2

I have a Dataframe similar to this:

import polars as pl

df = pl.DataFrame({
    'Time': [1, 2, 3, 4, 5, 6, 7, 8, 9],
    'Value': [100, 75, 70, 105, 140, 220, 65, 180, 150]
})

Represented here:

|  Time  | Value  | 
|   1    |   100  | 
|   2    |    75  |
|   3    |    70  |
|   4    |   105  |
|   5    |   140  |
|   6    |   220  |
|   7    |    65  |
|   8    |   180  |
|   9    |   150  |

(Note that it comes sorted by Time)

I need to create a new column named NewColumn, that would yield the next Time where Value is lower than current Value.

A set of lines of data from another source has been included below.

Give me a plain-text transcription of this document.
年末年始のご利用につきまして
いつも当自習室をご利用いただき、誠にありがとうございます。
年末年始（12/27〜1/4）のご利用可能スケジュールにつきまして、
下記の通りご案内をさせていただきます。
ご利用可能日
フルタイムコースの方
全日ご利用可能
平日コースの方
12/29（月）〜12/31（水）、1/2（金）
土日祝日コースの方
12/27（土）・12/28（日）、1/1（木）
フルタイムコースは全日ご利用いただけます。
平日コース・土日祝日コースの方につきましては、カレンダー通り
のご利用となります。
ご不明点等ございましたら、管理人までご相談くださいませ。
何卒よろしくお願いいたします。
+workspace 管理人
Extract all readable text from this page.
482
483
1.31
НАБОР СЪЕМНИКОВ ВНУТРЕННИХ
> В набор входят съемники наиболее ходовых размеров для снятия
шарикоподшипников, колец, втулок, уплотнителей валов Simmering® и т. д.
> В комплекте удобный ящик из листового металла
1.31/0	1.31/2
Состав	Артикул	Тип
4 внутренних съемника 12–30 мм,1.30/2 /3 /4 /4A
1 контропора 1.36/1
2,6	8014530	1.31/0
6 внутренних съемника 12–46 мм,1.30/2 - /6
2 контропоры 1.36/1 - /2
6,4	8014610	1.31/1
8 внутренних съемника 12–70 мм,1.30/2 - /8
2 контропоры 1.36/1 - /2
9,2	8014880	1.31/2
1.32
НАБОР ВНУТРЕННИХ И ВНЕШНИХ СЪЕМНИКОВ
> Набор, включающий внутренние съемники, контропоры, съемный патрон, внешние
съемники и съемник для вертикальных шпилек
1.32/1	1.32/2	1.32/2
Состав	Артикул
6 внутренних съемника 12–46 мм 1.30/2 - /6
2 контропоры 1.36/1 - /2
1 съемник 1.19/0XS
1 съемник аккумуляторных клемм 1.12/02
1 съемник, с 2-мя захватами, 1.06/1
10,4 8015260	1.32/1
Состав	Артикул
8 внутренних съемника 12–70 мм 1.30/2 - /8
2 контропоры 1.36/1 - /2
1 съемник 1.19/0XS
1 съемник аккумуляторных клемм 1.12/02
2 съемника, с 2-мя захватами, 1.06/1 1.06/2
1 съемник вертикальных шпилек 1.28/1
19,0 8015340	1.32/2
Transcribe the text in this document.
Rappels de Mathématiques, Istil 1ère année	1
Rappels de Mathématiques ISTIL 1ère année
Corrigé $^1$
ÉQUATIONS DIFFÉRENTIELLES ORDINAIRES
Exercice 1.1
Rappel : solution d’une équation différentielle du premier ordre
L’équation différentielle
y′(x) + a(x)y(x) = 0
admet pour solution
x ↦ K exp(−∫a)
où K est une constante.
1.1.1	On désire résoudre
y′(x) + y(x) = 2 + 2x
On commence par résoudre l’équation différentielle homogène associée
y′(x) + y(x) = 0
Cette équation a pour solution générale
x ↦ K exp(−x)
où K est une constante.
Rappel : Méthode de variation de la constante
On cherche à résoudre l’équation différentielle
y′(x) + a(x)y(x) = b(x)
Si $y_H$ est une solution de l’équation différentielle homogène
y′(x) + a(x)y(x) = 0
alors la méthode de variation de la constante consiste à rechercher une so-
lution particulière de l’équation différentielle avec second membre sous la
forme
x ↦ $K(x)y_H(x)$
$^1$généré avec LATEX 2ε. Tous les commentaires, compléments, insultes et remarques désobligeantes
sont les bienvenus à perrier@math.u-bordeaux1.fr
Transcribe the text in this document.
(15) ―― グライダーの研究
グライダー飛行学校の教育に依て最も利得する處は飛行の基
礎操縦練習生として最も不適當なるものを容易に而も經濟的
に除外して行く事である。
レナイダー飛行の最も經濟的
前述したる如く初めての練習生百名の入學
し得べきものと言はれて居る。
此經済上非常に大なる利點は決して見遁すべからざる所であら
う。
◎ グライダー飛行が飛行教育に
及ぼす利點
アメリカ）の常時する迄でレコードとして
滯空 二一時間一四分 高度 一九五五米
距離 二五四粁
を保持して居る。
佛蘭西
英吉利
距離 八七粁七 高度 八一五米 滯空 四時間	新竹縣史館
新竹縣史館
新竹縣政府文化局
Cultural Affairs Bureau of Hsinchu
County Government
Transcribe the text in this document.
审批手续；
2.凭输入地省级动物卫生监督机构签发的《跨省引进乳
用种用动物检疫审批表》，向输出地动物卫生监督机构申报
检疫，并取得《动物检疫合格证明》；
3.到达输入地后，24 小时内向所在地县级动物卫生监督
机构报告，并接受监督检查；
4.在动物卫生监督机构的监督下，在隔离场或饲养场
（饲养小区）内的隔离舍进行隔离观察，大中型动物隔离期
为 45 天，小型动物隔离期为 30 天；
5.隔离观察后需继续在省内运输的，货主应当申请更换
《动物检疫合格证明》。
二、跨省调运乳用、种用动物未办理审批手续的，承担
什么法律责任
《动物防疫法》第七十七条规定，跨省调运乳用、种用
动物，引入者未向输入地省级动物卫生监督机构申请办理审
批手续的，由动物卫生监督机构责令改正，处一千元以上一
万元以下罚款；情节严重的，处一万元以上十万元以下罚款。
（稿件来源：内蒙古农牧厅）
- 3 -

EDIT: it is important to specify that my original dataset has more than 10 millions of lines, and even though the original requirement is the one above, it is fair to say that some operations could end up exceeding RAM very quickly. To balance this, it would be acceptable to introduce a lookahead limit to test the original condition. For example it would be acceptable to yield the next Time where Value is lower than current Value up to the next 100 Time

Something like this:

|  Time  | Value  | NewColumn |
|   1    |   100  |       2   | >> next Time with Value lower than 100
|   2    |    75  |       3   | >> next Time with Value lower than 75
|   3    |    70  |       7   | >> next Time with Value lower than 70
|   4    |   105  |       7   | >> next Time with Value lower than 105
|   5    |   140  |       7   | >> next Time with Value lower than 140
|   6    |   220  |       7   | >> next Time with Value lower than 220
|   7    |    65  |    null   | >> next Time with Value lower than 65
|   8    |   180  |       9   | >> next Time with Value lower than 180
|   9    |   150  |    null   | >> next Time with Value lower than 150

So far, my approach have been to try to create a new temporary column that would hold a slice of Value from the next row up to last row, like this:

|  Time  | Value  |  Slice_of_Value   | 
|   1    |   100  | [75, 70, … 150]   | 
|   2    |    75  | [70, 105, … 150]  |
|   3    |    70  | [105, 140, … 150] |
|   4    |   105  | [140, 220, … 150] |
|   5    |   140  | [220, 65, … 150]  |
|   6    |   220  | [65, 180, 150]    |
|   7    |    65  | [180, 150]        |
|   8    |   180  | [150]             |
|   9    |   150  | []                |

Then try to infer the position of the first match satisfying the condition: "lower than column Value". Resulting in something like this:

|  Time  | Value  |  Slice_of_Value   | Position | 
|   1    |   100  | [75, 70, … 150]   |        0 | 
|   2    |    75  | [70, 105, … 150]  |        0 |
|   3    |    70  | [105, 140, … 150] |        3 |
|   4    |   105  | [140, 220, … 150] |        2 |
|   5    |   140  | [220, 65, … 150]  |        1 |
|   6    |   220  | [65, 180, 150]    |        0 |
|   7    |    65  | [180, 150]        |     null |
|   8    |   180  | [150]             |        0 |
|   9    |   150  | []                |     null |

Now I hurt myself with some issues:

Step 1: Slice_of_Value To get the Slice_of_Value column, here is what I have tried at first:

df = df.with_columns([
  pl.col("Value").slice(pl.col("Time"), 9).implode().alias("Slice_of_Value")
])

but it seems that it is not possible to use pl.col("") as part of .slice()... So I resorted to do something like this instead:

df = df.with_columns(
  [
    pl.col("Value").shift(-i).alias(f"lag_{i}") for i in range(1, 9)
  ]
).with_columns(
  [
    pl.concat_list([f"lag_{i}" for i in range(1, 9)]).alias("Slice_of_Value")
  ]
)

So far so good.

Step 2: Position

df = df.with_columns([
    pl.col("Slice_of_Value")
      .list.eval(pl.arg_where(pl.element() < pl.col("Value")))
      .list.eval(pl.element().first())
      .list.eval(pl.element().drop_nulls())
      .explode()
      .add(pl.col("Time") + 1)
      .alias("NewColumn")
])

Unfortunately this piece of code does not work because named columns are not allowed in arr.eval ... So I am kinda hitting a wall now. I don't know if my whole approach is wrong or if I have missed something from the docs.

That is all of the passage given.